Q&A: How to control spring rise in sheep

The spring rise is a relaxation in the immunity of the ewe around the period of lambing. This results from changes in the immune status of the ewe, leading to increased egg production by female roundworms and maturation of arrested larvae.

Zoetis vet Dave Armstrong explains more about it and how it can be controlled in this short Q&A. 

When is the risk period?

From about two weeks before lambing until about six weeks after lambing. The period of increased egg shedding leads to pasture contamination and is a risk to lambs.

See also: 7 key lambing diseases: How to prevent and treat them

The spring rise does not include nematodirus. The peak hatch of this worm is affected by the weather and should be monitored separately and treated according to risk. 

Which ewes are most affected by the spring rise?

A recent study by FAI Farms found single-bearing ewes produced fewer eggs and therefore less pasture contamination compared with twin- or triplet-bearing ewes.

This is because the twin- and triplet-bearing ewes are drawing more protein for milk production, so they have a greater immunity drop compared with single-bearing ewes.

What product should I use to control the spring rise?

A study by FAI Farms found ewes injected with the long-acting moxidectin wormer saw lower worm egg counts in their lambs.

However, ewes that were treated with a short-acting clear wormer or were not treated at all (control group), showed higher worm egg counts in lambs than the accepted treatment threshold of 250 eggs/g.

This means lambs would have needed treatment, thereby reducing the usefulness of treating the ewes.

When should I treat my ewes?

Using a long-acting product has a persistency period of up to 111 days. Therefore, treatment of the ewe just before lambing can reduce the egg output of those ewes and help control pasture contamination and the egg output of the lambs.

Can using a long-acting product lead to resistance?
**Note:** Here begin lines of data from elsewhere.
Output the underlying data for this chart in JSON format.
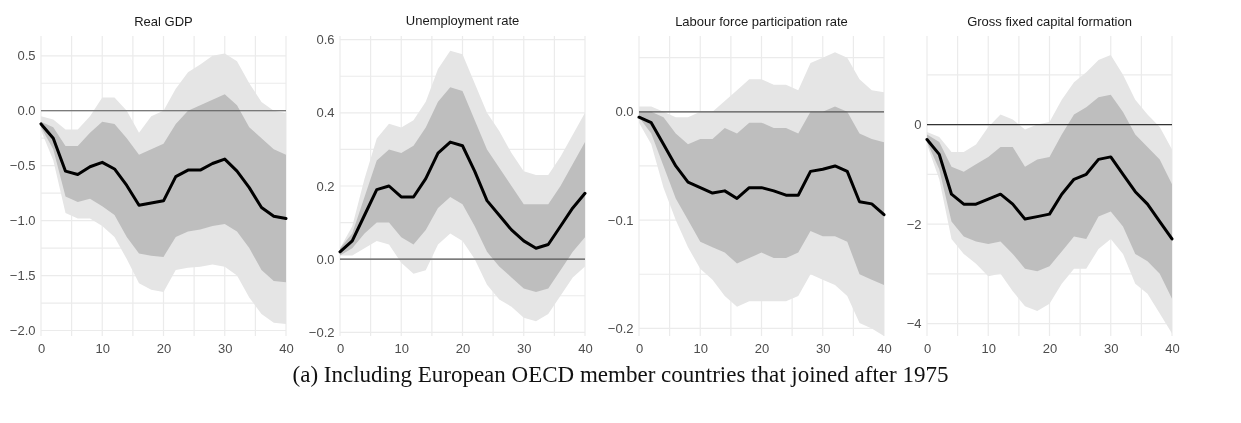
{
  "chart_data": [
    {
      "type": "line",
      "title": "Real GDP",
      "x": [
        0,
        2,
        4,
        6,
        8,
        10,
        12,
        14,
        16,
        18,
        20,
        22,
        24,
        26,
        28,
        30,
        32,
        34,
        36,
        38,
        40
      ],
      "xlim": [
        0,
        40
      ],
      "xticks": [
        0,
        {
          "value": 5,
          "label": null
        },
        10,
        {
          "value": 15,
          "label": null
        },
        20,
        {
          "value": 25,
          "label": null
        },
        30,
        {
          "value": 35,
          "label": null
        },
        40
      ],
      "ylim": [
        -2.05,
        0.68
      ],
      "yticks": [
        {
          "value": -2,
          "label": "−2.0"
        },
        {
          "value": -1.75,
          "label": null
        },
        {
          "value": -1.5,
          "label": "−1.5"
        },
        {
          "value": -1.25,
          "label": null
        },
        {
          "value": -1,
          "label": "−1.0"
        },
        {
          "value": -0.75,
          "label": null
        },
        {
          "value": -0.5,
          "label": "−0.5"
        },
        {
          "value": -0.25,
          "label": null
        },
        {
          "value": 0,
          "label": "0.0"
        },
        {
          "value": 0.25,
          "label": null
        },
        0.5
      ],
      "grid": true,
      "ref_lines": [
        {
          "axis": "y",
          "value": 0,
          "color": "#555555"
        }
      ],
      "series": [
        {
          "color": "#e5e5e5",
          "values": [
            null,
            null,
            null,
            null,
            null,
            null,
            null,
            null,
            null,
            null,
            null,
            null,
            null,
            null,
            null,
            null,
            null,
            null,
            null,
            null,
            null
          ],
          "lower": [
            -0.18,
            -0.45,
            -0.93,
            -0.98,
            -0.98,
            -1.05,
            -1.15,
            -1.35,
            -1.57,
            -1.63,
            -1.65,
            -1.45,
            -1.43,
            -1.42,
            -1.4,
            -1.42,
            -1.5,
            -1.7,
            -1.85,
            -1.93,
            -1.94
          ],
          "upper": [
            -0.05,
            -0.08,
            -0.17,
            -0.17,
            -0.05,
            0.12,
            0.12,
            0,
            -0.2,
            -0.05,
            0,
            0.2,
            0.35,
            0.42,
            0.5,
            0.52,
            0.45,
            0.25,
            0.08,
            0,
            -0.02
          ]
        },
        {
          "color": "#bebebe",
          "values": [
            null,
            null,
            null,
            null,
            null,
            null,
            null,
            null,
            null,
            null,
            null,
            null,
            null,
            null,
            null,
            null,
            null,
            null,
            null,
            null,
            null
          ],
          "lower": [
            -0.15,
            -0.35,
            -0.78,
            -0.83,
            -0.8,
            -0.87,
            -0.95,
            -1.15,
            -1.3,
            -1.32,
            -1.33,
            -1.15,
            -1.1,
            -1.08,
            -1.05,
            -1.03,
            -1.1,
            -1.25,
            -1.45,
            -1.55,
            -1.56
          ],
          "upper": [
            -0.1,
            -0.15,
            -0.32,
            -0.32,
            -0.2,
            -0.1,
            -0.12,
            -0.25,
            -0.4,
            -0.35,
            -0.3,
            -0.12,
            0,
            0.05,
            0.1,
            0.15,
            0.05,
            -0.15,
            -0.25,
            -0.35,
            -0.4
          ]
        },
        {
          "color": "#000000",
          "values": [
            -0.12,
            -0.25,
            -0.55,
            -0.58,
            -0.51,
            -0.47,
            -0.53,
            -0.68,
            -0.86,
            -0.84,
            -0.82,
            -0.6,
            -0.54,
            -0.54,
            -0.48,
            -0.44,
            -0.55,
            -0.7,
            -0.88,
            -0.96,
            -0.98
          ]
        }
      ],
      "annotations": [
        "(a) Including European OECD member countries that joined after 1975"
      ]
    },
    {
      "type": "line",
      "title": "Unemployment rate",
      "x": [
        0,
        2,
        4,
        6,
        8,
        10,
        12,
        14,
        16,
        18,
        20,
        22,
        24,
        26,
        28,
        30,
        32,
        34,
        36,
        38,
        40
      ],
      "xlim": [
        0,
        40
      ],
      "xticks": [
        0,
        {
          "value": 5,
          "label": null
        },
        10,
        {
          "value": 15,
          "label": null
        },
        20,
        {
          "value": 25,
          "label": null
        },
        30,
        {
          "value": 35,
          "label": null
        },
        40
      ],
      "ylim": [
        -0.21,
        0.61
      ],
      "yticks": [
        {
          "value": -0.2,
          "label": "−0.2"
        },
        {
          "value": -0.1,
          "label": null
        },
        {
          "value": 0,
          "label": "0.0"
        },
        {
          "value": 0.1,
          "label": null
        },
        0.2,
        {
          "value": 0.3,
          "label": null
        },
        0.4,
        {
          "value": 0.5,
          "label": null
        },
        0.6
      ],
      "grid": true,
      "ref_lines": [
        {
          "axis": "y",
          "value": 0,
          "color": "#555555"
        }
      ],
      "series": [
        {
          "color": "#e5e5e5",
          "values": [
            null,
            null,
            null,
            null,
            null,
            null,
            null,
            null,
            null,
            null,
            null,
            null,
            null,
            null,
            null,
            null,
            null,
            null,
            null,
            null,
            null
          ],
          "lower": [
            0.01,
            0.01,
            0.03,
            0.05,
            0.04,
            -0.01,
            -0.04,
            -0.03,
            0.04,
            0.07,
            0.05,
            0,
            -0.07,
            -0.11,
            -0.13,
            -0.16,
            -0.17,
            -0.15,
            -0.1,
            -0.05,
            -0.02
          ],
          "upper": [
            0.03,
            0.09,
            0.22,
            0.33,
            0.37,
            0.36,
            0.38,
            0.43,
            0.52,
            0.57,
            0.56,
            0.48,
            0.4,
            0.35,
            0.29,
            0.24,
            0.23,
            0.23,
            0.28,
            0.34,
            0.4
          ]
        },
        {
          "color": "#000000",
          "values": [
            0.02,
            0.05,
            0.12,
            0.19,
            0.2,
            0.17,
            0.17,
            0.22,
            0.29,
            0.32,
            0.31,
            0.24,
            0.16,
            0.12,
            0.08,
            0.05,
            0.03,
            0.04,
            0.09,
            0.14,
            0.18
          ]
        },
        {
          "color": "#bebebe",
          "values": [
            null,
            null,
            null,
            null,
            null,
            null,
            null,
            null,
            null,
            null,
            null,
            null,
            null,
            null,
            null,
            null,
            null,
            null,
            null,
            null,
            null
          ],
          "lower": [
            0.01,
            0.03,
            0.07,
            0.1,
            0.1,
            0.06,
            0.04,
            0.08,
            0.14,
            0.17,
            0.15,
            0.09,
            0.02,
            -0.02,
            -0.05,
            -0.08,
            -0.09,
            -0.08,
            -0.03,
            0.02,
            0.06
          ],
          "upper": [
            0.03,
            0.07,
            0.17,
            0.27,
            0.3,
            0.29,
            0.31,
            0.36,
            0.43,
            0.47,
            0.46,
            0.38,
            0.3,
            0.25,
            0.2,
            0.15,
            0.15,
            0.15,
            0.2,
            0.26,
            0.32
          ]
        }
      ]
    },
    {
      "type": "line",
      "title": "Labour force participation rate",
      "x": [
        0,
        2,
        4,
        6,
        8,
        10,
        12,
        14,
        16,
        18,
        20,
        22,
        24,
        26,
        28,
        30,
        32,
        34,
        36,
        38,
        40
      ],
      "xlim": [
        0,
        40
      ],
      "xticks": [
        0,
        {
          "value": 5,
          "label": null
        },
        10,
        {
          "value": 15,
          "label": null
        },
        20,
        {
          "value": 25,
          "label": null
        },
        30,
        {
          "value": 35,
          "label": null
        },
        40
      ],
      "ylim": [
        -0.207,
        0.07
      ],
      "yticks": [
        {
          "value": -0.2,
          "label": "−0.2"
        },
        {
          "value": -0.15,
          "label": null
        },
        {
          "value": -0.1,
          "label": "−0.1"
        },
        {
          "value": -0.05,
          "label": null
        },
        {
          "value": 0,
          "label": "0.0"
        },
        {
          "value": 0.05,
          "label": null
        }
      ],
      "grid": true,
      "ref_lines": [
        {
          "axis": "y",
          "value": 0,
          "color": "#555555"
        }
      ],
      "series": [
        {
          "color": "#e5e5e5",
          "values": [
            null,
            null,
            null,
            null,
            null,
            null,
            null,
            null,
            null,
            null,
            null,
            null,
            null,
            null,
            null,
            null,
            null,
            null,
            null,
            null,
            null
          ],
          "lower": [
            -0.01,
            -0.03,
            -0.07,
            -0.1,
            -0.125,
            -0.145,
            -0.155,
            -0.17,
            -0.18,
            -0.175,
            -0.175,
            -0.175,
            -0.175,
            -0.17,
            -0.15,
            -0.155,
            -0.16,
            -0.17,
            -0.195,
            -0.2,
            -0.207
          ],
          "upper": [
            0.005,
            0.005,
            0,
            -0.005,
            -0.005,
            0,
            0,
            0.01,
            0.02,
            0.03,
            0.03,
            0.025,
            0.025,
            0.02,
            0.045,
            0.05,
            0.055,
            0.05,
            0.03,
            0.02,
            0.018
          ]
        },
        {
          "color": "#000000",
          "values": [
            -0.005,
            -0.01,
            -0.03,
            -0.05,
            -0.065,
            -0.07,
            -0.075,
            -0.073,
            -0.08,
            -0.07,
            -0.07,
            -0.073,
            -0.077,
            -0.077,
            -0.055,
            -0.053,
            -0.05,
            -0.055,
            -0.083,
            -0.085,
            -0.095
          ]
        },
        {
          "color": "#bebebe",
          "values": [
            null,
            null,
            null,
            null,
            null,
            null,
            null,
            null,
            null,
            null,
            null,
            null,
            null,
            null,
            null,
            null,
            null,
            null,
            null,
            null,
            null
          ],
          "lower": [
            -0.005,
            -0.02,
            -0.05,
            -0.08,
            -0.1,
            -0.12,
            -0.125,
            -0.13,
            -0.14,
            -0.135,
            -0.13,
            -0.135,
            -0.135,
            -0.13,
            -0.11,
            -0.115,
            -0.115,
            -0.12,
            -0.15,
            -0.155,
            -0.16
          ],
          "upper": [
            0,
            0,
            -0.005,
            -0.02,
            -0.03,
            -0.025,
            -0.025,
            -0.015,
            -0.02,
            -0.01,
            -0.01,
            -0.015,
            -0.015,
            -0.02,
            0,
            0,
            0.005,
            0,
            -0.02,
            -0.025,
            -0.028
          ]
        }
      ]
    },
    {
      "type": "line",
      "title": "Gross fixed capital formation",
      "x": [
        0,
        2,
        4,
        6,
        8,
        10,
        12,
        14,
        16,
        18,
        20,
        22,
        24,
        26,
        28,
        30,
        32,
        34,
        36,
        38,
        40
      ],
      "xlim": [
        0,
        40
      ],
      "xticks": [
        0,
        {
          "value": 5,
          "label": null
        },
        10,
        {
          "value": 15,
          "label": null
        },
        20,
        {
          "value": 25,
          "label": null
        },
        30,
        {
          "value": 35,
          "label": null
        },
        40
      ],
      "ylim": [
        -4.25,
        1.78
      ],
      "yticks": [
        {
          "value": -4,
          "label": "−4"
        },
        {
          "value": -3,
          "label": null
        },
        {
          "value": -2,
          "label": "−2"
        },
        {
          "value": -1,
          "label": null
        },
        0,
        {
          "value": 1,
          "label": null
        }
      ],
      "grid": true,
      "ref_lines": [
        {
          "axis": "y",
          "value": 0,
          "color": "#333333"
        }
      ],
      "series": [
        {
          "color": "#e5e5e5",
          "values": [
            null,
            null,
            null,
            null,
            null,
            null,
            null,
            null,
            null,
            null,
            null,
            null,
            null,
            null,
            null,
            null,
            null,
            null,
            null,
            null,
            null
          ],
          "lower": [
            -0.4,
            -1.1,
            -2.3,
            -2.6,
            -2.8,
            -3.05,
            -3,
            -3.35,
            -3.65,
            -3.75,
            -3.6,
            -3.2,
            -2.9,
            -2.9,
            -2.5,
            -2.3,
            -2.6,
            -3.2,
            -3.4,
            -3.8,
            -4.2
          ],
          "upper": [
            -0.15,
            -0.25,
            -0.55,
            -0.55,
            -0.4,
            -0.05,
            0.2,
            0.1,
            -0.1,
            0,
            0.05,
            0.5,
            0.85,
            1.05,
            1.3,
            1.4,
            1,
            0.5,
            0.2,
            -0.05,
            -0.5
          ]
        },
        {
          "color": "#000000",
          "values": [
            -0.3,
            -0.6,
            -1.4,
            -1.6,
            -1.6,
            -1.5,
            -1.4,
            -1.6,
            -1.9,
            -1.85,
            -1.8,
            -1.4,
            -1.1,
            -1,
            -0.7,
            -0.65,
            -1,
            -1.35,
            -1.6,
            -1.95,
            -2.3
          ]
        },
        {
          "color": "#bebebe",
          "values": [
            null,
            null,
            null,
            null,
            null,
            null,
            null,
            null,
            null,
            null,
            null,
            null,
            null,
            null,
            null,
            null,
            null,
            null,
            null,
            null,
            null
          ],
          "lower": [
            -0.35,
            -0.9,
            -1.95,
            -2.25,
            -2.35,
            -2.4,
            -2.35,
            -2.6,
            -2.9,
            -2.95,
            -2.85,
            -2.55,
            -2.25,
            -2.3,
            -1.85,
            -1.75,
            -2.05,
            -2.6,
            -2.75,
            -3,
            -3.5
          ],
          "upper": [
            -0.2,
            -0.35,
            -0.85,
            -0.95,
            -0.8,
            -0.65,
            -0.45,
            -0.45,
            -0.85,
            -0.7,
            -0.65,
            -0.2,
            0.2,
            0.35,
            0.55,
            0.6,
            0.25,
            -0.2,
            -0.45,
            -0.7,
            -1.2
          ]
        }
      ]
    }
  ]
}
As long as the wormers are used correctly and responsibly there is no greater risk than using a short-acting product. Whichever product you use, there will always be a reduction in efficacy as the drug begins to leave the animal.

It is during this time that resistant worms can survive, so there is no difference if it is a long-acting or short-acting version of the drug. This is where the addition of a “knockout drench” can be useful.

This is a drench that has no known resistance and can be used to remove any resistant worms.

How do long-acting wormers work? 

The long-acting moxidectin wormer is highly lipophilic. This means once used it goes into the blood and then gets stored in the fat.

As the product is used up in the blood, more product is released from the fat to top up the blood and keep the animal protected.

Short-acting products do not have these stores, so once the product is out of the blood (usually within 24 hours) the animal is again susceptible to worm infection.